Far from being amoral and sexually vital, Iain Paterson's Giovanni is a predatory stalker, whose exploits are voyeuristically photographed by Darren Jeffrey's grubbily unkempt Leporello. Anna (Katherine Broderick) and Ottavio (Ben Johnson), meanwhile, manage to leave her father's corpse out with the trash while they plot revenge for his murder, while Sarah Redgwick's Elvira, given to wandering round town with only a coat on over her underwear, is an unpredictable harpy. There's no sense of social differentiation in terms of class or money, and the only moments of genuine eroticism are allotted to Sarah Tynan's Zerlina and John Molloy's Masetto.

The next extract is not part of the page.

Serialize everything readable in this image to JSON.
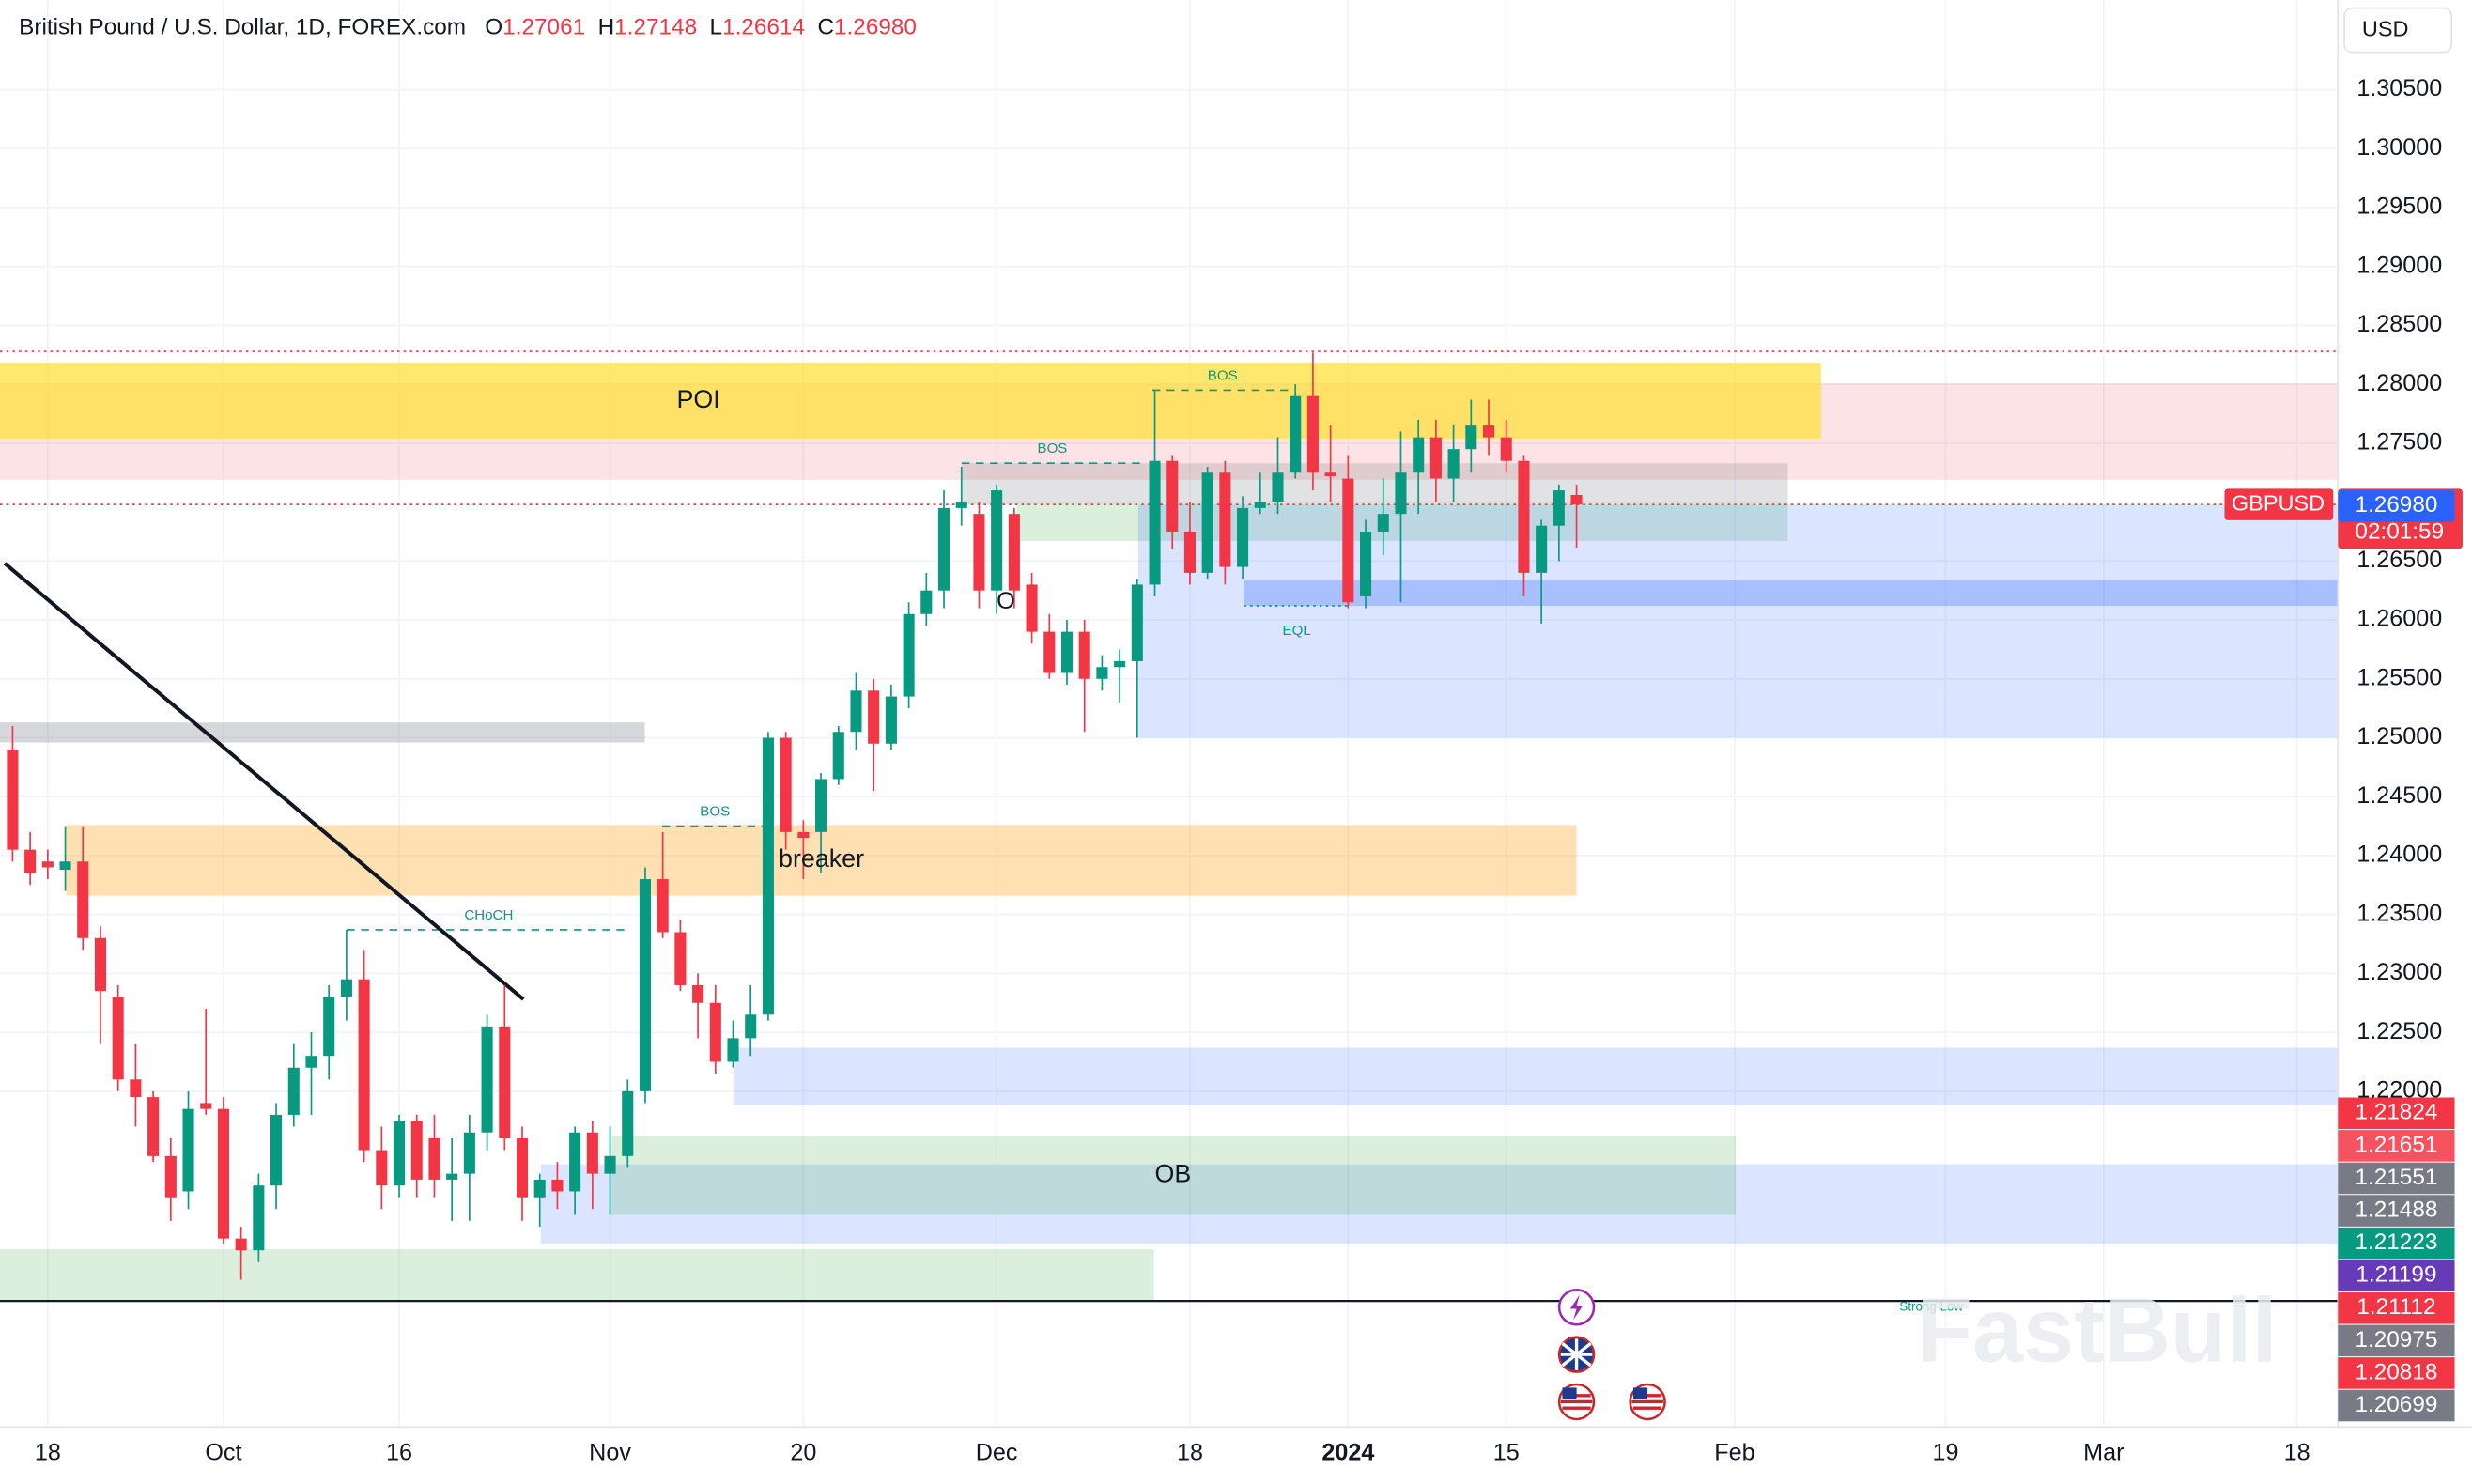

The singing is classy, though Broderick blurs her coloratura a bit. Paterson sounds seductive, even when Norris seems unwilling to allow him to be so on stage. Jeffrey, who can be terrifically funny, enjoys himself imitating Paterson when the two men swap identities. Edward Gardner's conducting has tremendous drive and edge, though there are some odd editorial choices regarding the score – the running order of the second act arias has been changed, for no obvious reason. More detrimental, perhaps, is the omission of Il Mio Tesoro Intanto. Mozart himself cut the aria for the opera's 1788 Vienna revival. But it seems perverse to drop it here, when Johnson's Ottavio is among the most beautifully sung of recent years.